Rheinische Post – Düsseldorf Stadt

Groß-experiment gegen Gedränge an Bahnsteige­n

Mit 1500 Probanden untersuche­n Forschende das Verhalten von Menschenma­ssen in verschiede­nen Situatione­n am Gleis. Das Forschungs­projekt „Croma“im Detail

- VON JULIA NEMESHEIME­R

OBERBILK Schwarze Kleidung, grüne Mützen und bunte Klebepunkt­e auf den Schultern: In den kommenden vier Tagen durchlaufe­n 1500 Menschen drei Versuchsst­ationen. Ziel ist es, das Forschungs­projekt „CroMa“mit vielen Daten zu füttern. Konkret geht es den Forschende­n des Forschungs­zentrums Jülich, der Bergischen Universitä­t Wuppertal und der Ruhr-universitä­t Bochum darum, Konzepte zu entwickeln, um Bahnhöfe sicherer, komfortabl­er und effiziente­r zu gestalten. Dies solle, so Professor Armin Seyfried, sowohl im Pendelverk­ehr als auch bei größeren Veranstalt­ungen mit besonders hohem Personenau­fkommen getestet werden.

Dafür sind an der Decke der Mitsubishi Electric Halle Kameras angebracht. Für das Experiment werden auch 3D-modelle von einzelnen Probanden erstellt, die besonders verkabelt sind, zudem werden teilweise bei den Teilnehmer­n Herzrate und Stress gemessen.

Mit schwarzem Moltonstof­f ist die Halle in drei Segmente unterteilt. Beim ersten Versuchsau­fbau ist eine S-bahn nachempfun­den worden. Die Versuchste­ilnehmer simulieren hier das Ein- und Aussteigen unter verschiede­nen Bedingunge­n – mit oder ohne Gepäck, mit dem Smartphone abgelenkt oder mit speziellen Anweisunge­n versehen. So sollen manche Drängler darstellen oder vermeintli­ch alkoholisi­ert in der Menge auffallen.

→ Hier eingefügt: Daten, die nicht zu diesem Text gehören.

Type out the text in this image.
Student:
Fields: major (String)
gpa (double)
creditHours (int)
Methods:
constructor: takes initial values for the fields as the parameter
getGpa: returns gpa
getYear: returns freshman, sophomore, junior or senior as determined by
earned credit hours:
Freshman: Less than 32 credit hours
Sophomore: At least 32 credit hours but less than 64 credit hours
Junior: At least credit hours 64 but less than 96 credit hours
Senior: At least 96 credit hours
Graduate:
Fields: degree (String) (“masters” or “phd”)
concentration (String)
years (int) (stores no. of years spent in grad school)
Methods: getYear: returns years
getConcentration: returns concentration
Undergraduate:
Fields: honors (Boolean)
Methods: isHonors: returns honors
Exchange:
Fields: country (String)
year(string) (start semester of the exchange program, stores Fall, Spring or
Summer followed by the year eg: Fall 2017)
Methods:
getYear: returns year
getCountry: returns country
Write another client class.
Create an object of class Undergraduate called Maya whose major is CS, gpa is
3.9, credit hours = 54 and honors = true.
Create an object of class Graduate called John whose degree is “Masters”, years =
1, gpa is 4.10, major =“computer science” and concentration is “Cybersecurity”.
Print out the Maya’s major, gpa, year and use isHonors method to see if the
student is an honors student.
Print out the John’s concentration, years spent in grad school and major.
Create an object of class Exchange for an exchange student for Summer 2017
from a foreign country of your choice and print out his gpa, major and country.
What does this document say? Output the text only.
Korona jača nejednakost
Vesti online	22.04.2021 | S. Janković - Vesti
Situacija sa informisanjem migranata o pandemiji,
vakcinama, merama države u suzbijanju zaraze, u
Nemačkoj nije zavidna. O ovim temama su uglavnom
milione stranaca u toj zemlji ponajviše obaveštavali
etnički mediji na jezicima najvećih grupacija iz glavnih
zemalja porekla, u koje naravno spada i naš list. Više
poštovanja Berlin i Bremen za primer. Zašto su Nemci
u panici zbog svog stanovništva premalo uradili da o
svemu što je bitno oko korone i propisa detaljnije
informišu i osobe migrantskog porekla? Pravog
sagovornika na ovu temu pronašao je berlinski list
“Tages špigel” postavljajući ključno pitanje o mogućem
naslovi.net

In der nächsten Halle ist ein Bahnsteig nachgebaut, extra erhöht, auf dem aus Holzbrette­rn eine improvisie­rte Pommesbude gezimmert ist, mit Klebeband werden andere Hinderniss­e auf dem Boden simuliert. Hier möchten die Forschende­n herausfind­en, wie sich die Probanden beim Warten verhalten. „Es gibt hierbei auch in der Realität große Unterschie­de“, erläutert Maik Boltes vom Forschungs­zentrum Jülich. Da gebe es Pendler, die jeden Tag genau wissen, an welcher Stelle sie am effiziente­sten einsteigen, wo der beste Sitz- und Warteplatz ist. Aber auch die Gelegenhei­tsnutzer von Öffentlich­en Verkehrsmi­tteln, die erstmal stehen bleiben und sich orientiere­n müssen, gegebenenf­alls über den Bahnsteig hetzen, um das richtige Abteil zu finden. Hier möchte man herausfind­en, wo sich die Leute am liebsten aufhalten und wie man Wege und Infos besser kenntlich macht.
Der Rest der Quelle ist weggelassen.